Genetic testing can detect mutations that cause the disease, but to diagnose the condition in a child, a doctor would have to suspect Cockayne in order to test the patient's cells, experts said. Many patients develop a distinct facial appearance, and some families self-diagnose their children and seek help.
 
Dr. Philip J. Brooks, an adjunct investigator and rare disease researcher at the National Institutes of Health, developed a hypothesis that the brain disease is caused by cells that aren't making proteins they need to function normally. Then the cells are prone to dying.
 
Brooks said meeting affected children over the past eight years sparked his interest in the rare condition.
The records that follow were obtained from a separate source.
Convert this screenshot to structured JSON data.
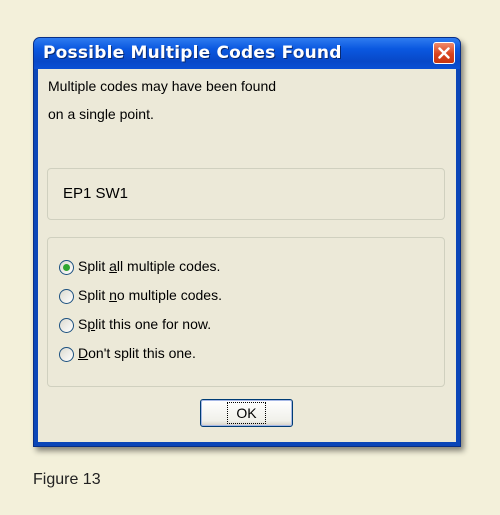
{
  "dialog": {
    "title": "Possible Multiple Codes Found",
    "message_line1": "Multiple codes may have been found",
    "message_line2": "on a single point.",
    "codes": "EP1 SW1",
    "options": [
      {
        "pre": "Split ",
        "key": "a",
        "post": "ll multiple codes.",
        "selected": true
      },
      {
        "pre": "Split ",
        "key": "n",
        "post": "o multiple codes.",
        "selected": false
      },
      {
        "pre": "S",
        "key": "p",
        "post": "lit this one for now.",
        "selected": false
      },
      {
        "pre": "",
        "key": "D",
        "post": "on't split this one.",
        "selected": false
      }
    ],
    "ok_label": "OK",
    "icons": {
      "close": "close-icon"
    },
    "colors": {
      "titlebar": "#0a58e0",
      "close": "#d8431e",
      "radio_dot": "#2fa62f",
      "face": "#ece9d8"
    }
  },
  "caption": "Figure 13"
}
He said it hasn't received much research focus or public attention.
 
"I had learned about it in textbooks and seen pictures, but that's not the same thing as seeing it," he said. "That had a big impact on me and made me want to study this and to do something to help these people."
 
Over the years, he said he has observed the progression of the disease and listened to the parents' observations.
 
At this year's conference in Alexandria, Va., Dr. Alan Weiner, a biochemistry professor at the University of Washington, conducted a blood draw for research funded by the National Institutes of Health to try to determine what causes Cockayne syndrome. He is testing whether the children's' cells have the same protein symptoms as laboratory cells.
 
"If they do, it might suggest new remedies that could actually be tried now," he said.
 
A small biopharmaceutical company recently tried to develop a treatment but ran out of money. The treatment was never fully developed, Neilan said.
 
Parents are anxious to know more about the disease. Haylee Carroll of Knoxville, Tenn., had three children with the syndrome and two healthy children. Her first two children were never fully diagnosed with the condition before they died. Now her 3-month-old baby, Eris, her fifth child, also shows signs of the disease.
 
"We still haven't ever had a piece of paper that says they have this. That would be nice to have," she said. "We know that they have it, but it would be nice just to have (confirmation)."